A son avis, «nous avons besoin aujourd’hui d’un pays qui assiste au concert des Nations les plus épanouies. Après 58 ans d’indépendance, nous sommes encore dans le lot des 25 pays les plus pauvres au monde, dans le lot des 16 pays les plus endettés et nous n’avons pas encore trouvé la formule magique pour sortir notre pays de ce fléau». Ce qui lui a motivé d’investir le champ politique «pour fédérer l’ensemble des forces vives de la Nation autour d’une seule cause, sauver ensemble le Sénégal».
Sur le démarrage effectif du processus de parrainage aujourd’hui avec la rencontre convoquée par le ministre de l’Intérieur, il déclare que «le Président Macky Sall qui excelle dans l’art du forcing ne va pas faire machine arrière et il n’est pas question de tomber dans son piège. C’est pourquoi nous allons envoyer quelqu’un à cette rencontre, tout en continuant de dénoncer cette formule d’aller vers un forcing et un filtre». Il dit : «Le président de la République est obnubilé par un second mandat et il ne sait pas que derrière il a trahi le préambule de la Constitution qui parle de valeurs culturelles fondamentales, en étant un champion dans le reniement de la parole donnée». Pour lui, «une telle situation exaspère aujourd’hui toutes les franges de la population sénégalaise».

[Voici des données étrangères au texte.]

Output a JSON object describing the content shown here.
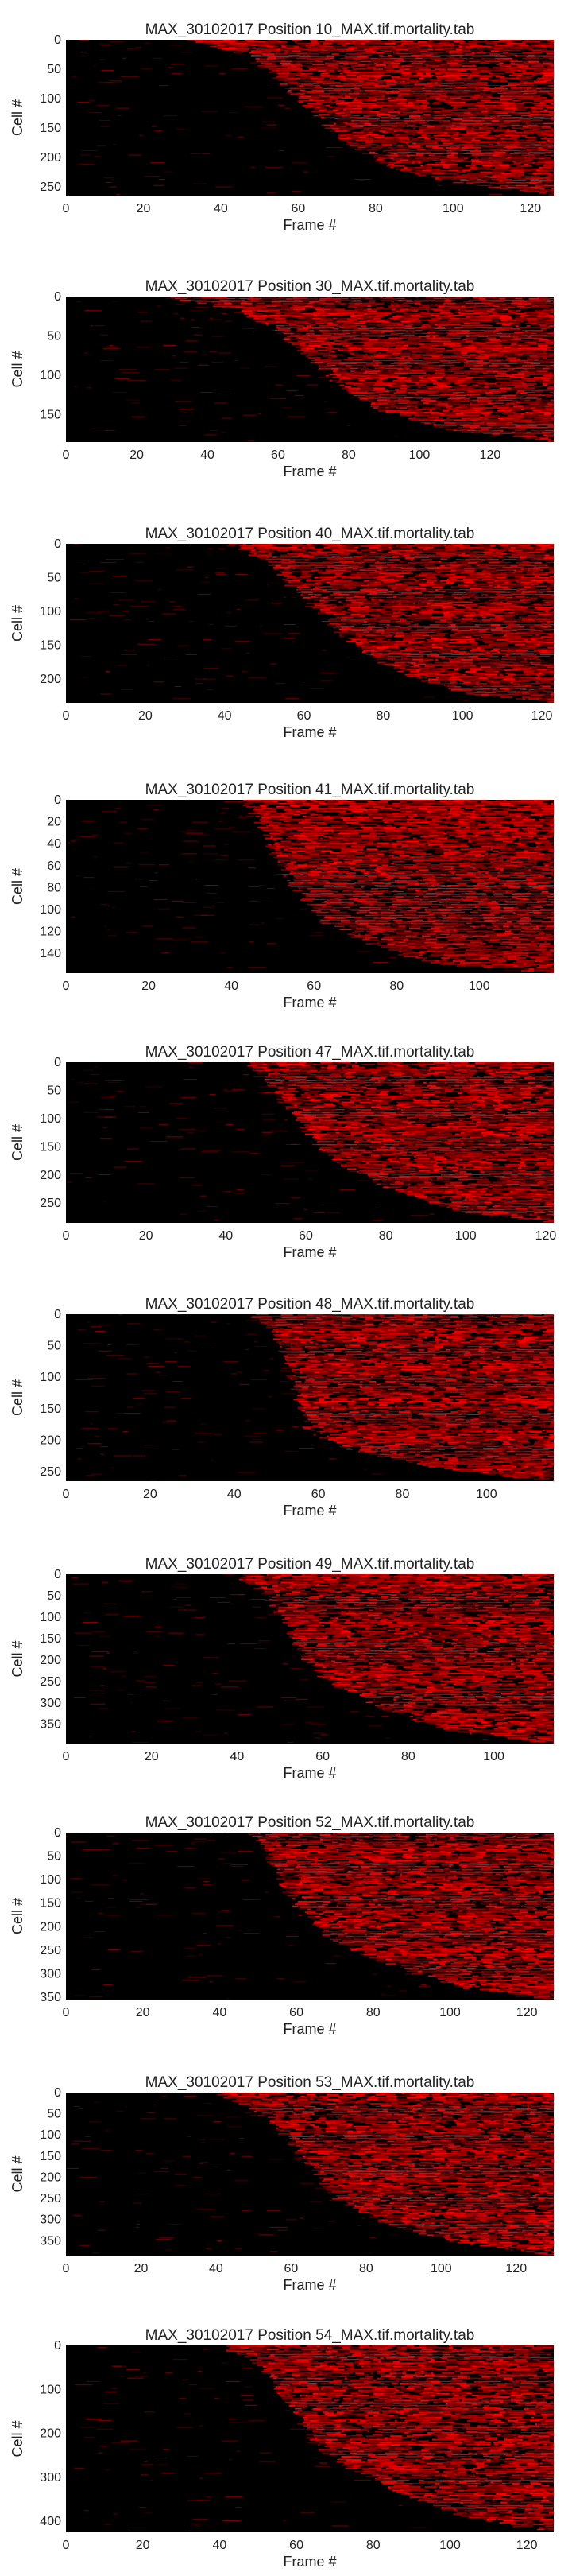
{
  "chart_data": [
    {
      "type": "heatmap",
      "title": "MAX_30102017 Position 10_MAX.tif.mortality.tab",
      "xlabel": "Frame #",
      "ylabel": "Cell #",
      "xlim": [
        0,
        126
      ],
      "ylim": [
        0,
        265
      ],
      "xticks": [
        0,
        20,
        40,
        60,
        80,
        100,
        120
      ],
      "yticks": [
        0,
        50,
        100,
        150,
        200,
        250
      ],
      "onset_curve": {
        "cell_fraction": [
          0,
          0.1,
          0.25,
          0.45,
          0.65,
          0.8,
          0.9,
          1
        ],
        "frame": [
          32,
          47,
          55,
          63,
          72,
          82,
          96,
          126
        ]
      },
      "colormap": [
        "#000000",
        "#ff0000"
      ]
    },
    {
      "type": "heatmap",
      "title": "MAX_30102017 Position 30_MAX.tif.mortality.tab",
      "xlabel": "Frame #",
      "ylabel": "Cell #",
      "xlim": [
        0,
        138
      ],
      "ylim": [
        0,
        185
      ],
      "xticks": [
        0,
        20,
        40,
        60,
        80,
        100,
        120
      ],
      "yticks": [
        0,
        50,
        100,
        150
      ],
      "onset_curve": {
        "cell_fraction": [
          0,
          0.08,
          0.2,
          0.4,
          0.6,
          0.8,
          0.92,
          1
        ],
        "frame": [
          28,
          45,
          58,
          68,
          76,
          90,
          110,
          138
        ]
      },
      "colormap": [
        "#000000",
        "#ff0000"
      ]
    },
    {
      "type": "heatmap",
      "title": "MAX_30102017 Position 40_MAX.tif.mortality.tab",
      "xlabel": "Frame #",
      "ylabel": "Cell #",
      "xlim": [
        0,
        123
      ],
      "ylim": [
        0,
        235
      ],
      "xticks": [
        0,
        20,
        40,
        60,
        80,
        100,
        120
      ],
      "yticks": [
        0,
        50,
        100,
        150,
        200
      ],
      "onset_curve": {
        "cell_fraction": [
          0,
          0.1,
          0.3,
          0.5,
          0.7,
          0.85,
          0.95,
          1
        ],
        "frame": [
          40,
          50,
          58,
          66,
          76,
          88,
          103,
          123
        ]
      },
      "colormap": [
        "#000000",
        "#ff0000"
      ]
    },
    {
      "type": "heatmap",
      "title": "MAX_30102017 Position 41_MAX.tif.mortality.tab",
      "xlabel": "Frame #",
      "ylabel": "Cell #",
      "xlim": [
        0,
        118
      ],
      "ylim": [
        0,
        158
      ],
      "xticks": [
        0,
        20,
        40,
        60,
        80,
        100
      ],
      "yticks": [
        0,
        20,
        40,
        60,
        80,
        100,
        120,
        140
      ],
      "onset_curve": {
        "cell_fraction": [
          0,
          0.1,
          0.3,
          0.5,
          0.7,
          0.85,
          0.95,
          1
        ],
        "frame": [
          42,
          46,
          50,
          55,
          62,
          75,
          90,
          118
        ]
      },
      "colormap": [
        "#000000",
        "#ff0000"
      ]
    },
    {
      "type": "heatmap",
      "title": "MAX_30102017 Position 47_MAX.tif.mortality.tab",
      "xlabel": "Frame #",
      "ylabel": "Cell #",
      "xlim": [
        0,
        122
      ],
      "ylim": [
        0,
        285
      ],
      "xticks": [
        0,
        20,
        40,
        60,
        80,
        100,
        120
      ],
      "yticks": [
        0,
        50,
        100,
        150,
        200,
        250
      ],
      "onset_curve": {
        "cell_fraction": [
          0,
          0.1,
          0.3,
          0.5,
          0.65,
          0.8,
          0.93,
          1
        ],
        "frame": [
          44,
          50,
          56,
          62,
          70,
          82,
          98,
          122
        ]
      },
      "colormap": [
        "#000000",
        "#ff0000"
      ]
    },
    {
      "type": "heatmap",
      "title": "MAX_30102017 Position 48_MAX.tif.mortality.tab",
      "xlabel": "Frame #",
      "ylabel": "Cell #",
      "xlim": [
        0,
        116
      ],
      "ylim": [
        0,
        265
      ],
      "xticks": [
        0,
        20,
        40,
        60,
        80,
        100
      ],
      "yticks": [
        0,
        50,
        100,
        150,
        200,
        250
      ],
      "onset_curve": {
        "cell_fraction": [
          0,
          0.1,
          0.3,
          0.5,
          0.7,
          0.82,
          0.93,
          1
        ],
        "frame": [
          44,
          50,
          53,
          55,
          58,
          68,
          90,
          116
        ]
      },
      "colormap": [
        "#000000",
        "#ff0000"
      ]
    },
    {
      "type": "heatmap",
      "title": "MAX_30102017 Position 49_MAX.tif.mortality.tab",
      "xlabel": "Frame #",
      "ylabel": "Cell #",
      "xlim": [
        0,
        114
      ],
      "ylim": [
        0,
        395
      ],
      "xticks": [
        0,
        20,
        40,
        60,
        80,
        100
      ],
      "yticks": [
        0,
        50,
        100,
        150,
        200,
        250,
        300,
        350
      ],
      "onset_curve": {
        "cell_fraction": [
          0,
          0.1,
          0.3,
          0.5,
          0.65,
          0.8,
          0.92,
          1
        ],
        "frame": [
          40,
          46,
          52,
          56,
          62,
          75,
          88,
          114
        ]
      },
      "colormap": [
        "#000000",
        "#ff0000"
      ]
    },
    {
      "type": "heatmap",
      "title": "MAX_30102017 Position 52_MAX.tif.mortality.tab",
      "xlabel": "Frame #",
      "ylabel": "Cell #",
      "xlim": [
        0,
        127
      ],
      "ylim": [
        0,
        355
      ],
      "xticks": [
        0,
        20,
        40,
        60,
        80,
        100,
        120
      ],
      "yticks": [
        0,
        50,
        100,
        150,
        200,
        250,
        300,
        350
      ],
      "onset_curve": {
        "cell_fraction": [
          0,
          0.1,
          0.3,
          0.5,
          0.65,
          0.8,
          0.93,
          1
        ],
        "frame": [
          46,
          52,
          56,
          62,
          70,
          85,
          104,
          127
        ]
      },
      "colormap": [
        "#000000",
        "#ff0000"
      ]
    },
    {
      "type": "heatmap",
      "title": "MAX_30102017 Position 53_MAX.tif.mortality.tab",
      "xlabel": "Frame #",
      "ylabel": "Cell #",
      "xlim": [
        0,
        130
      ],
      "ylim": [
        0,
        385
      ],
      "xticks": [
        0,
        20,
        40,
        60,
        80,
        100,
        120
      ],
      "yticks": [
        0,
        50,
        100,
        150,
        200,
        250,
        300,
        350
      ],
      "onset_curve": {
        "cell_fraction": [
          0,
          0.1,
          0.3,
          0.5,
          0.65,
          0.8,
          0.92,
          1
        ],
        "frame": [
          40,
          50,
          60,
          66,
          72,
          85,
          104,
          130
        ]
      },
      "colormap": [
        "#000000",
        "#ff0000"
      ]
    },
    {
      "type": "heatmap",
      "title": "MAX_30102017 Position 54_MAX.tif.mortality.tab",
      "xlabel": "Frame #",
      "ylabel": "Cell #",
      "xlim": [
        0,
        127
      ],
      "ylim": [
        0,
        425
      ],
      "xticks": [
        0,
        20,
        40,
        60,
        80,
        100,
        120
      ],
      "yticks": [
        0,
        100,
        200,
        300,
        400
      ],
      "onset_curve": {
        "cell_fraction": [
          0,
          0.1,
          0.3,
          0.5,
          0.65,
          0.8,
          0.92,
          1
        ],
        "frame": [
          40,
          50,
          58,
          64,
          72,
          88,
          104,
          127
        ]
      },
      "colormap": [
        "#000000",
        "#ff0000"
      ]
    }
  ]
}
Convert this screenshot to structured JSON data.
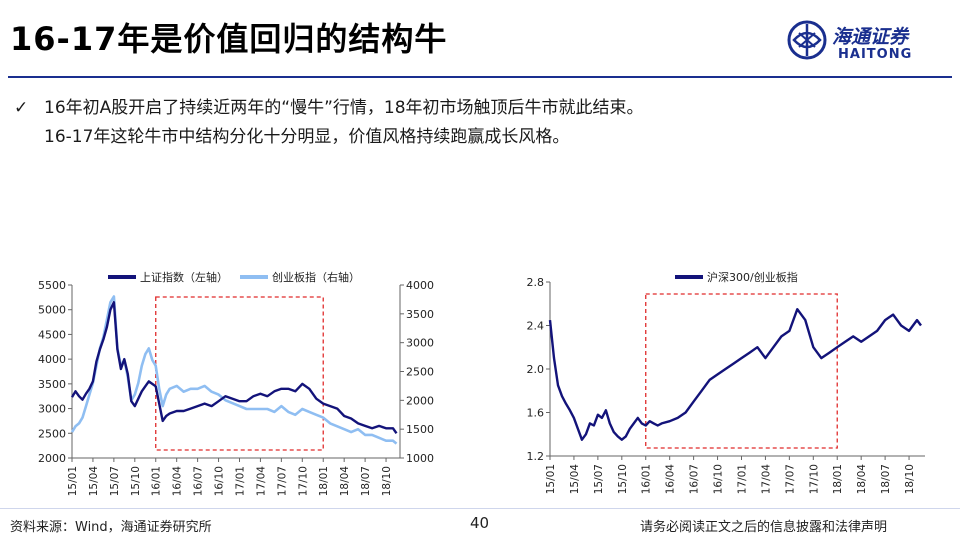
{
  "title": "16-17年是价值回归的结构牛",
  "logo": {
    "cn": "海通证券",
    "en": "HAITONG"
  },
  "bullets": [
    "16年初A股开启了持续近两年的“慢牛”行情，18年初市场触顶后牛市就此结束。",
    "16-17年这轮牛市中结构分化十分明显，价值风格持续跑赢成长风格。"
  ],
  "colors": {
    "series_dark": "#13137a",
    "series_light": "#8fbef2",
    "box": "#e02b2b",
    "brand": "#1a2f8f"
  },
  "chart_data": [
    {
      "type": "line",
      "legend": [
        "上证指数（左轴）",
        "创业板指（右轴）"
      ],
      "x_ticks": [
        "15/01",
        "15/04",
        "15/07",
        "15/10",
        "16/01",
        "16/04",
        "16/07",
        "16/10",
        "17/01",
        "17/04",
        "17/07",
        "17/10",
        "18/01",
        "18/04",
        "18/07",
        "18/10"
      ],
      "y_left": {
        "ticks": [
          "2000",
          "2500",
          "3000",
          "3500",
          "4000",
          "4500",
          "5000",
          "5500"
        ],
        "ylim": [
          2000,
          5500
        ]
      },
      "y_right": {
        "ticks": [
          "1000",
          "1500",
          "2000",
          "2500",
          "3000",
          "3500",
          "4000"
        ],
        "ylim": [
          1000,
          4000
        ]
      },
      "highlight_range": [
        "16/01",
        "18/01"
      ],
      "series": [
        {
          "name": "上证指数（左轴）",
          "axis": "left",
          "x": [
            0,
            0.5,
            1,
            1.5,
            2,
            2.5,
            3,
            3.5,
            4,
            4.5,
            5,
            5.5,
            6,
            6.5,
            7,
            7.5,
            8,
            8.5,
            9,
            9.5,
            10,
            10.5,
            11,
            11.5,
            12,
            12.5,
            13,
            13.5,
            14,
            15,
            16,
            17,
            18,
            19,
            20,
            21,
            22,
            23,
            24,
            25,
            26,
            27,
            28,
            29,
            30,
            31,
            32,
            33,
            34,
            35,
            36,
            37,
            38,
            39,
            40,
            41,
            42,
            43,
            44,
            45,
            46,
            46.5
          ],
          "values": [
            3230,
            3350,
            3250,
            3180,
            3300,
            3400,
            3550,
            3950,
            4200,
            4400,
            4650,
            5000,
            5150,
            4200,
            3800,
            4000,
            3700,
            3150,
            3050,
            3200,
            3350,
            3450,
            3550,
            3500,
            3450,
            3100,
            2750,
            2850,
            2900,
            2950,
            2950,
            3000,
            3050,
            3100,
            3050,
            3150,
            3250,
            3200,
            3150,
            3150,
            3250,
            3300,
            3250,
            3350,
            3400,
            3400,
            3350,
            3500,
            3400,
            3200,
            3100,
            3050,
            3000,
            2850,
            2800,
            2700,
            2650,
            2600,
            2650,
            2600,
            2600,
            2500
          ]
        },
        {
          "name": "创业板指（右轴）",
          "axis": "right",
          "x": [
            0,
            0.5,
            1,
            1.5,
            2,
            2.5,
            3,
            3.5,
            4,
            4.5,
            5,
            5.5,
            6,
            6.5,
            7,
            7.5,
            8,
            8.5,
            9,
            9.5,
            10,
            10.5,
            11,
            11.5,
            12,
            12.5,
            13,
            13.5,
            14,
            15,
            16,
            17,
            18,
            19,
            20,
            21,
            22,
            23,
            24,
            25,
            26,
            27,
            28,
            29,
            30,
            31,
            32,
            33,
            34,
            35,
            36,
            37,
            38,
            39,
            40,
            41,
            42,
            43,
            44,
            45,
            46,
            46.5
          ],
          "values": [
            1450,
            1550,
            1600,
            1700,
            1900,
            2100,
            2300,
            2600,
            2900,
            3100,
            3400,
            3700,
            3800,
            2900,
            2600,
            2700,
            2400,
            2000,
            2100,
            2300,
            2600,
            2800,
            2900,
            2700,
            2600,
            2200,
            1900,
            2100,
            2200,
            2250,
            2150,
            2200,
            2200,
            2250,
            2150,
            2100,
            2000,
            1950,
            1900,
            1850,
            1850,
            1850,
            1850,
            1800,
            1900,
            1800,
            1750,
            1850,
            1800,
            1750,
            1700,
            1600,
            1550,
            1500,
            1450,
            1500,
            1400,
            1400,
            1350,
            1300,
            1300,
            1250
          ]
        }
      ]
    },
    {
      "type": "line",
      "legend": [
        "沪深300/创业板指"
      ],
      "x_ticks": [
        "15/01",
        "15/04",
        "15/07",
        "15/10",
        "16/01",
        "16/04",
        "16/07",
        "16/10",
        "17/01",
        "17/04",
        "17/07",
        "17/10",
        "18/01",
        "18/04",
        "18/07",
        "18/10"
      ],
      "y_left": {
        "ticks": [
          "1.2",
          "1.6",
          "2.0",
          "2.4",
          "2.8"
        ],
        "ylim": [
          1.2,
          2.8
        ]
      },
      "highlight_range": [
        "16/01",
        "18/01"
      ],
      "series": [
        {
          "name": "沪深300/创业板指",
          "axis": "left",
          "x": [
            0,
            0.5,
            1,
            1.5,
            2,
            2.5,
            3,
            3.5,
            4,
            4.5,
            5,
            5.5,
            6,
            6.5,
            7,
            7.5,
            8,
            8.5,
            9,
            9.5,
            10,
            10.5,
            11,
            11.5,
            12,
            12.5,
            13,
            13.5,
            14,
            15,
            16,
            17,
            18,
            19,
            20,
            21,
            22,
            23,
            24,
            25,
            26,
            27,
            28,
            29,
            30,
            31,
            32,
            33,
            34,
            35,
            36,
            37,
            38,
            39,
            40,
            41,
            42,
            43,
            44,
            45,
            46,
            46.5
          ],
          "values": [
            2.45,
            2.1,
            1.85,
            1.75,
            1.68,
            1.62,
            1.55,
            1.45,
            1.35,
            1.4,
            1.5,
            1.48,
            1.58,
            1.55,
            1.62,
            1.5,
            1.42,
            1.38,
            1.35,
            1.38,
            1.45,
            1.5,
            1.55,
            1.5,
            1.48,
            1.52,
            1.5,
            1.48,
            1.5,
            1.52,
            1.55,
            1.6,
            1.7,
            1.8,
            1.9,
            1.95,
            2.0,
            2.05,
            2.1,
            2.15,
            2.2,
            2.1,
            2.2,
            2.3,
            2.35,
            2.55,
            2.45,
            2.2,
            2.1,
            2.15,
            2.2,
            2.25,
            2.3,
            2.25,
            2.3,
            2.35,
            2.45,
            2.5,
            2.4,
            2.35,
            2.45,
            2.4
          ]
        }
      ]
    }
  ],
  "footer": {
    "source": "资料来源：Wind，海通证券研究所",
    "page": "40",
    "disclaimer": "请务必阅读正文之后的信息披露和法律声明"
  }
}
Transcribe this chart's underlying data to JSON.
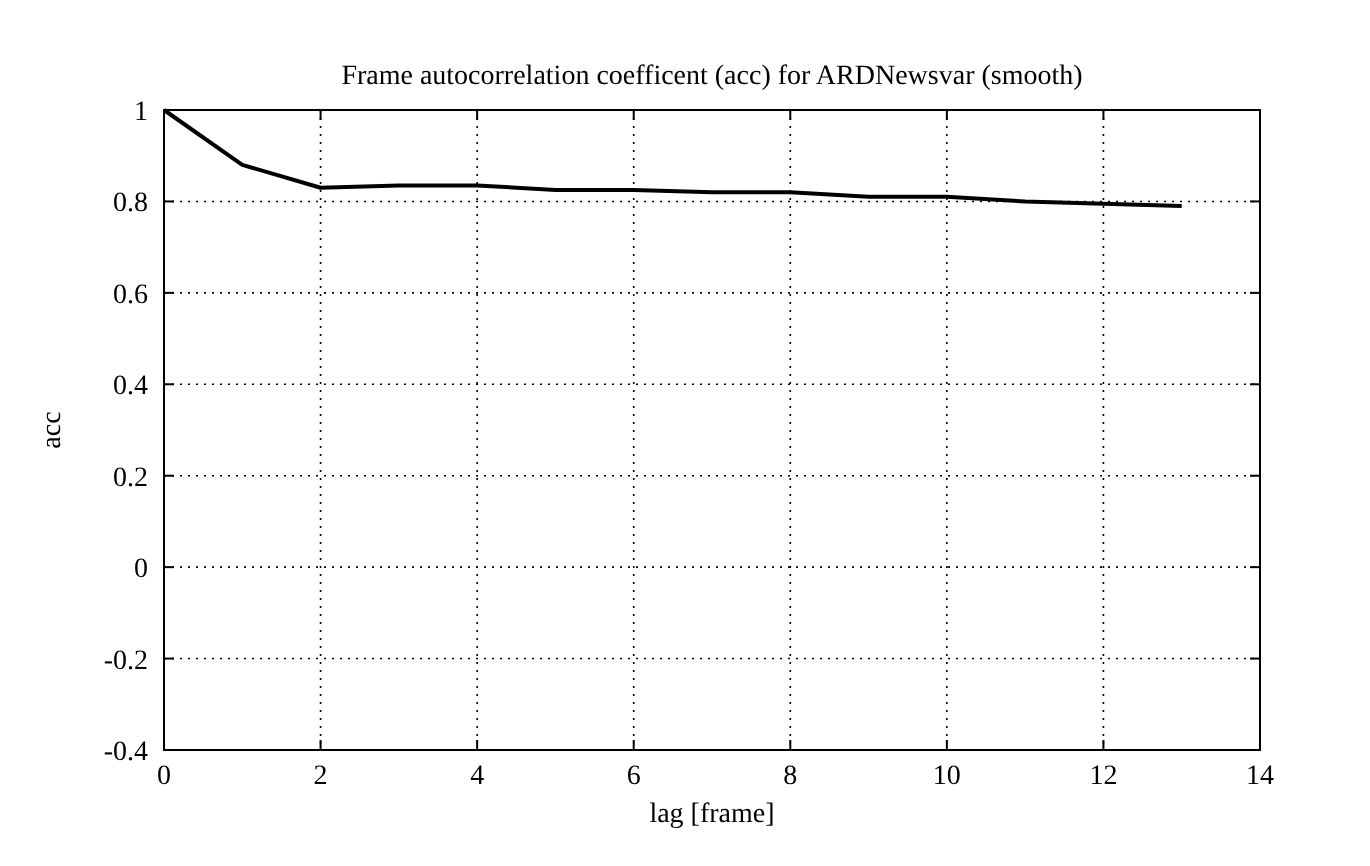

Revenant sur la collecte de signatures pour le parrainage de sa candidature, il affirme : «Nous avons nos réseaux un peu partout dans le pays et mis en place des stratégies qui nous permettront de réunir plus de 53 mille signatures.» A ce titre, il déplore «la manière par laquelle le président de la République tripatouille la Constitution sénégalaise et il n’est pas le seul à le faire. Tous ceux qui ont été à la tête de ce pays ont été des champions dans le tripatouillage de cette Constitution. C’est pourquoi, une fois élu à la tête de ce pays, une nouvelle proposition sera faite aux Sénégalais par voie référendaire. Elle sera définitivement verrouillée, mais sur la base d’un consensus national».